In [1]:
# Term Project : Algorithm - Regression
# 2024-05-31

import pandas as pd
import numpy as np
import matplotlib.pyplot as plt
import seaborn as sns
from sklearn.model_selection import train_test_split
from sklearn.linear_model import LinearRegression
from sklearn.ensemble import RandomForestRegressor
from sklearn.metrics import mean_squared_error, r2_score
from sklearn import tree

sns.set(style='whitegrid')

file_path = '../00_Data/Integrated_data/Integration_b.csv'
data = pd.read_csv(file_path, index_col='Date')

encoding_dict = {'negative': -1, 'normal': 0, 'weak positive': 0.5, 'positive': 1}
data['Economic growth state'] = data['Economic growth state'].map(encoding_dict)
data = data.dropna()
# 데이터 확인
print(data.head())

# 독립 변수(X)와 종속 변수(y) 설정
X = data.drop(columns=['Traffic rate'])
y = data['Traffic rate']
# # NaN이 있는 row만 선택
# rows_with_nan = data[data.isnull().any(axis=1)]

# print(rows_with_nan)

# 데이터를 학습용과 테스트용으로 분할
X_train, X_test, y_train, y_test = train_test_split(X, y, test_size=0.2, random_state=42)

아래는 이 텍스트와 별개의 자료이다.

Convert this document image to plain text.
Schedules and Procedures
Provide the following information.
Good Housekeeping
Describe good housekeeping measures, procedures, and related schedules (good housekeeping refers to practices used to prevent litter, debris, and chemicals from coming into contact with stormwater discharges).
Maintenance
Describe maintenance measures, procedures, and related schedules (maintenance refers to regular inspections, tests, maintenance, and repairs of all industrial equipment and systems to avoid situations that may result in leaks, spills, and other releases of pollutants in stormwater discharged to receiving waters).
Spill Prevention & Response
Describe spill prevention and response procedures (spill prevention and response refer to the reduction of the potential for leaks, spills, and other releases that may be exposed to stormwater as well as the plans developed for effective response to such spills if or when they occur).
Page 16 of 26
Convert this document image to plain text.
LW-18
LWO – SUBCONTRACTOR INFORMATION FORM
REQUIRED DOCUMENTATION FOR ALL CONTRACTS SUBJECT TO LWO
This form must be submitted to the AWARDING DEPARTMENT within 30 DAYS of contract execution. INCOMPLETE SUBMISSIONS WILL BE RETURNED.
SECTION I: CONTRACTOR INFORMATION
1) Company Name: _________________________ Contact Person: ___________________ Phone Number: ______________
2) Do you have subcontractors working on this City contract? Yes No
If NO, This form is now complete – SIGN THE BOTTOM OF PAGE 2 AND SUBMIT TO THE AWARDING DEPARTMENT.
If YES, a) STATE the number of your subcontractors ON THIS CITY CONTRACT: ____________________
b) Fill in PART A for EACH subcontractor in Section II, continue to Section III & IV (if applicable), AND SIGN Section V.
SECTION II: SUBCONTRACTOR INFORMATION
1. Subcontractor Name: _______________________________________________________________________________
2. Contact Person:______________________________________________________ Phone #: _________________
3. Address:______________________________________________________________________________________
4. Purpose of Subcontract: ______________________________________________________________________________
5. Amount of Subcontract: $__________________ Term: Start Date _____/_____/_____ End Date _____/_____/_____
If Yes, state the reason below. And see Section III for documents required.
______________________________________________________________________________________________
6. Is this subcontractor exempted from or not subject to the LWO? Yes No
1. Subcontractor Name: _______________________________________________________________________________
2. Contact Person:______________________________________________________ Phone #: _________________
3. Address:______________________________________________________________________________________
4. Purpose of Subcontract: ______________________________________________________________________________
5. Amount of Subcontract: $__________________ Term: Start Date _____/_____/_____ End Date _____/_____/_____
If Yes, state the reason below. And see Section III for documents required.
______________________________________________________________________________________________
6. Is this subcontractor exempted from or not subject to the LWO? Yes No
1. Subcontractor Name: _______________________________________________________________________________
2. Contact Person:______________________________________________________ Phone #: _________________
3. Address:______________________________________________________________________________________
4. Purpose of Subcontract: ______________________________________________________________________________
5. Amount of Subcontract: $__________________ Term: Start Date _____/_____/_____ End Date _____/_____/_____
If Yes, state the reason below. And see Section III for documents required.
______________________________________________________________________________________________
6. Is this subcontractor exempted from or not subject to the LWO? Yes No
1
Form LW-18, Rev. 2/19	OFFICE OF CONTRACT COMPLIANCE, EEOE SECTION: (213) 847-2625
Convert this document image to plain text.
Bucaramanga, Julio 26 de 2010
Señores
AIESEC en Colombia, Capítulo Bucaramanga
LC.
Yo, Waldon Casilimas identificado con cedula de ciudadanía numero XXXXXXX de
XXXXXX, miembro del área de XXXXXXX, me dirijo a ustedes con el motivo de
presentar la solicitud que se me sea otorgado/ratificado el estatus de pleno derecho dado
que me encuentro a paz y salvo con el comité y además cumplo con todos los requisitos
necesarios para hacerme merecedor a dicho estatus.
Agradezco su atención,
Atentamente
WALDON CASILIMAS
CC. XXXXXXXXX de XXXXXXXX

########## Linear Regression

# 모델 생성 및 학습
model_linear = LinearRegression()
model_linear.fit(X_train, y_train)

# 테스트 데이터를 사용한 예측
y_pred_linear = model_linear.predict(X_test)

# print(y_pred_linear)

# 모델 성능 평가
mse_linear = mean_squared_error(y_test, y_pred_linear)
r2_linear = r2_score(y_test, y_pred_linear)

print("[Linear Regression] Mean Squared Error:", mse_linear)
print("[Linear Regression] R^2 Score:", r2_linear)

########## Visualize - Linear Regression

# 시각화
plt.figure(figsize=(14, 6))

# 산점도: 실제 값 vs 예측 값
plt.subplot(1, 2, 1)
plt.scatter(y_test, y_pred_linear, alpha=0.5)
plt.xlabel("Actual Traffic rate")
plt.ylabel("Predicted Traffic rate")
plt.title("[Linear Regression] Actual vs Predicted Traffic rate")
plt.plot([min(y_test), max(y_test)], [min(y_test), max(y_test)], color='red')

# 잔차 플롯
plt.subplot(1, 2, 2)
residuals_linear = y_test - y_pred_linear
plt.scatter(y_pred_linear, residuals_linear, alpha=0.5)
plt.xlabel("Predicted Traffic rate")
plt.ylabel("Residuals")
plt.title("[Linear Regression] Residuals Plot")
plt.axhline(0, color='red', linestyle='--')

plt.tight_layout()
plt.show()


############## Random Forest Regression (Ensemble method)

model_randomForest = RandomForestRegressor(n_estimators=100, random_state=42)
model_randomForest.fit(X_train, y_train)

y_pred_randomForest = model_randomForest.predict(X_test)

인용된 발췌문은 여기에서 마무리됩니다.